中秋了,从穿来到现在,全家人竟然没有在一起度过一次团圆节,哪怕是这一次也无法,燕子忱还在城外围堵姚立达,正是关键时候,无论如何也不可能回来。
“咯哈……”小十一不知道被什么逗笑了,扭过头来扬手在燕七脸上摸了一把。
几个人逛逛园子聊聊天,很快便到了中午,一直留在前面同一枝他们叙旧的五枝跑过来相请,众人移步到前厅,见燕子恪已经等在了那里,招呼众人落座,连大人带孩子,都不是什么话多的人,一顿饭安安静静地吃完,燕七和奶娘去了后头房间哄小十一睡觉,燕子恪则叫了燕九少爷到书房说话,留了萧宸和崔晞俩在厅里对坐喝茶。
待小十一一觉睡醒已是下午两三点的光景,见燕子恪公事缠身,燕七一众人也就作辞回了燕宅,燕七正在厨下跟着厨娘们学着亲手做月饼,就见燕九少爷揣着袖慢吞吞地站到伙房窗户外面瞅着她。
“有事说啊?”燕七带着满手面粉走出来,袖子挽在肘上,露出两截白滑的小臂。
“大伯问我可愿跟着他。
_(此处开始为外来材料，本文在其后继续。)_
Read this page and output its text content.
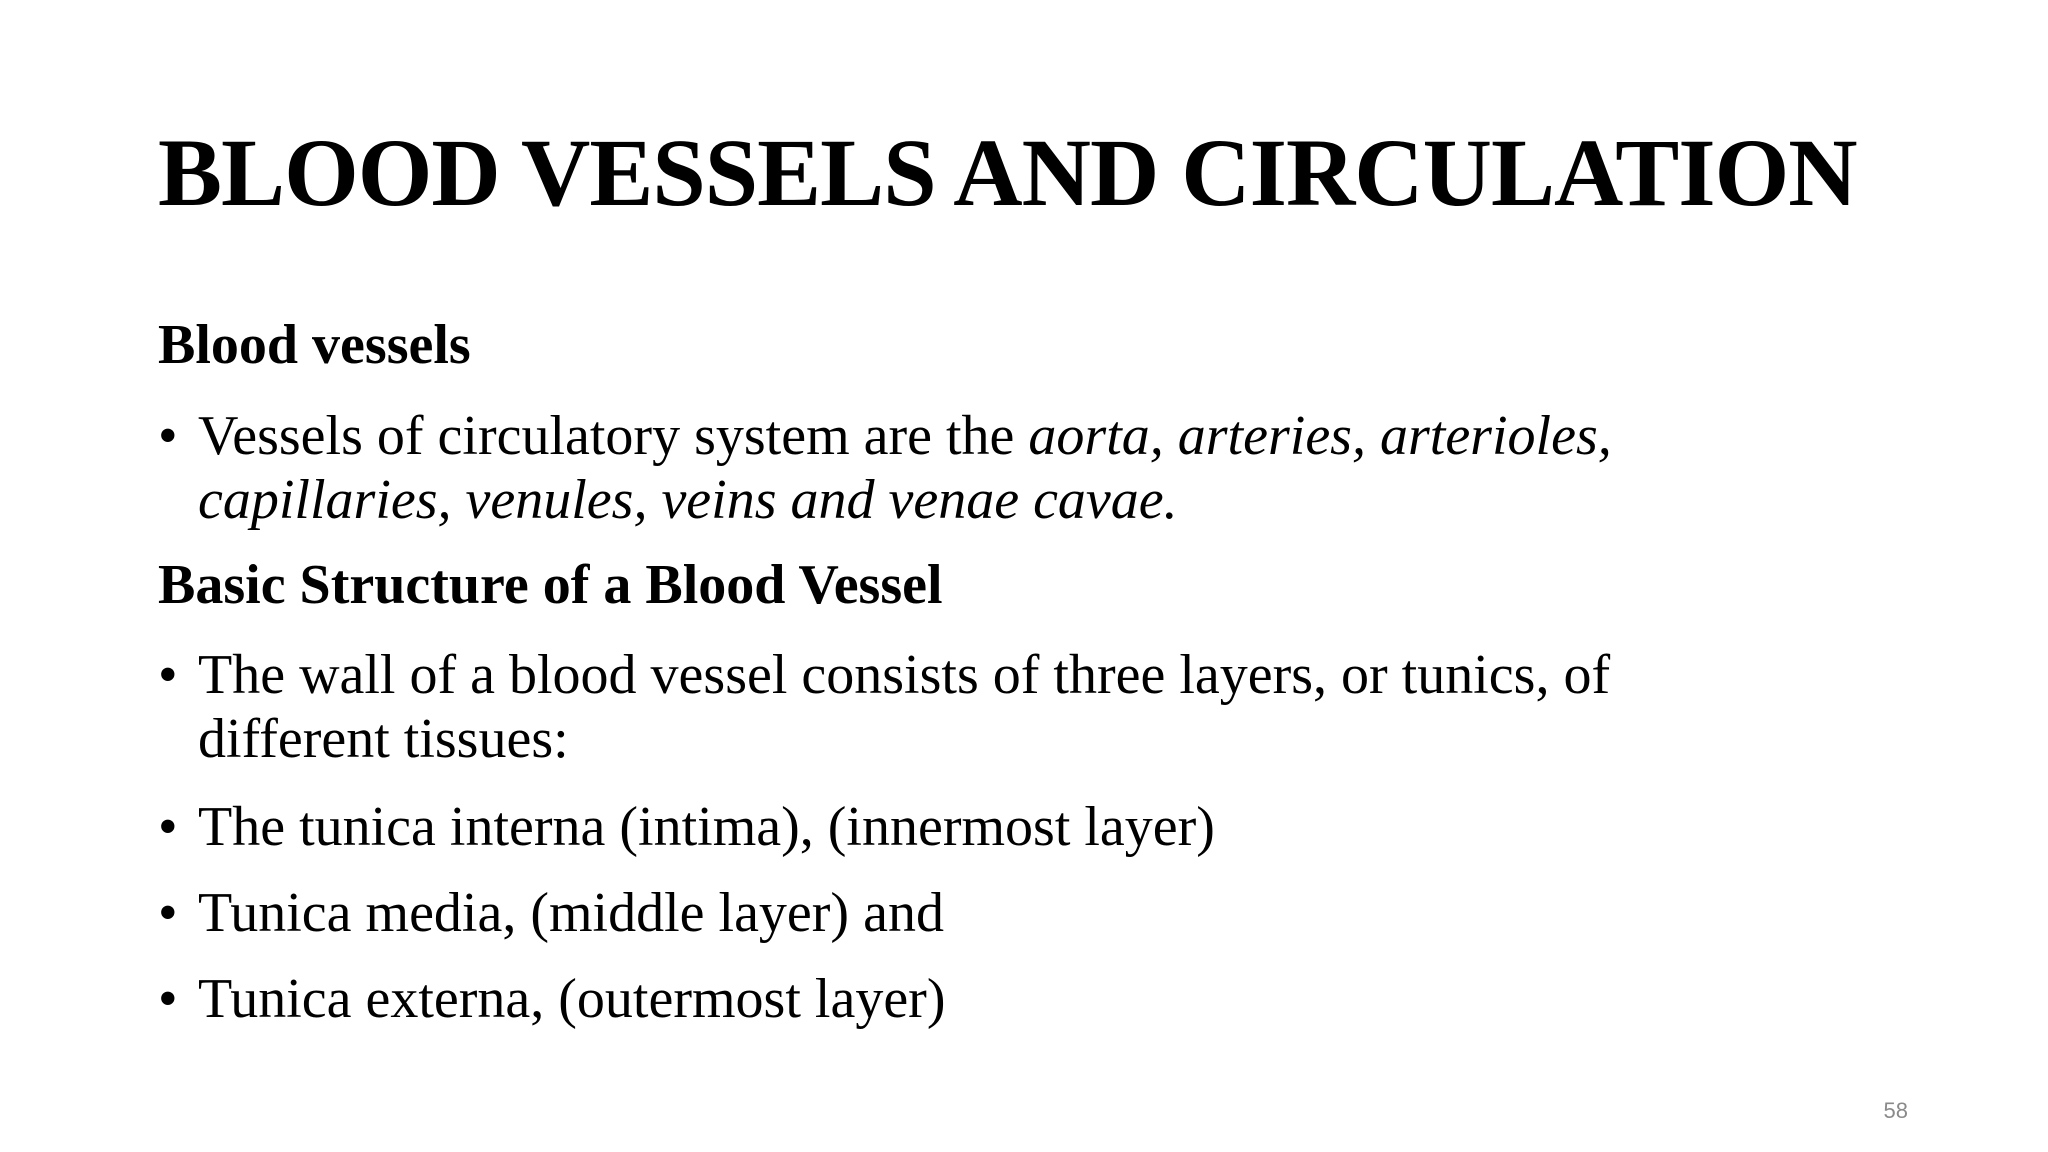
BLOOD VESSELS AND CIRCULATION
Blood vessels
• Vessels of circulatory system are the aorta, arteries, arterioles, capillaries, venules, veins and venae cavae.
Basic Structure of a Blood Vessel
• The wall of a blood vessel consists of three layers, or tunics, of different tissues:
• The tunica interna (intima), (innermost layer)
• Tunica media, (middle layer) and
• Tunica externa, (outermost layer)
58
”燕九少爷垂着眸子。
“你自己的意思呢?”燕七几乎没有任何疑问,燕子恪的意思她似乎不必细想就能领会。
燕子恪到塞北来,当然是为了主持铲除姚立达之后对塞北的政务进行推倒重建的工作,一个地区的行政管理,涉及的方面实在是太广太杂太深,什么机要、经济、营业、税收、统计、教育、户籍、正俗、治安、警事、护卫、刑事、交通、建筑、生产、卫生、防疫……等等等等,都要重新规划、重建、规范和运作。
这个时候让燕九少爷跟在他身边,无异于是给燕九少爷提供了一个千载难逢的绝佳的学习机会,这种几乎等同于从零开始的行政建设和管理可是绝对不会常有的事,哪怕是那些已经做了一辈子地方官的老官骨们也未见得能有这样的经历和经验。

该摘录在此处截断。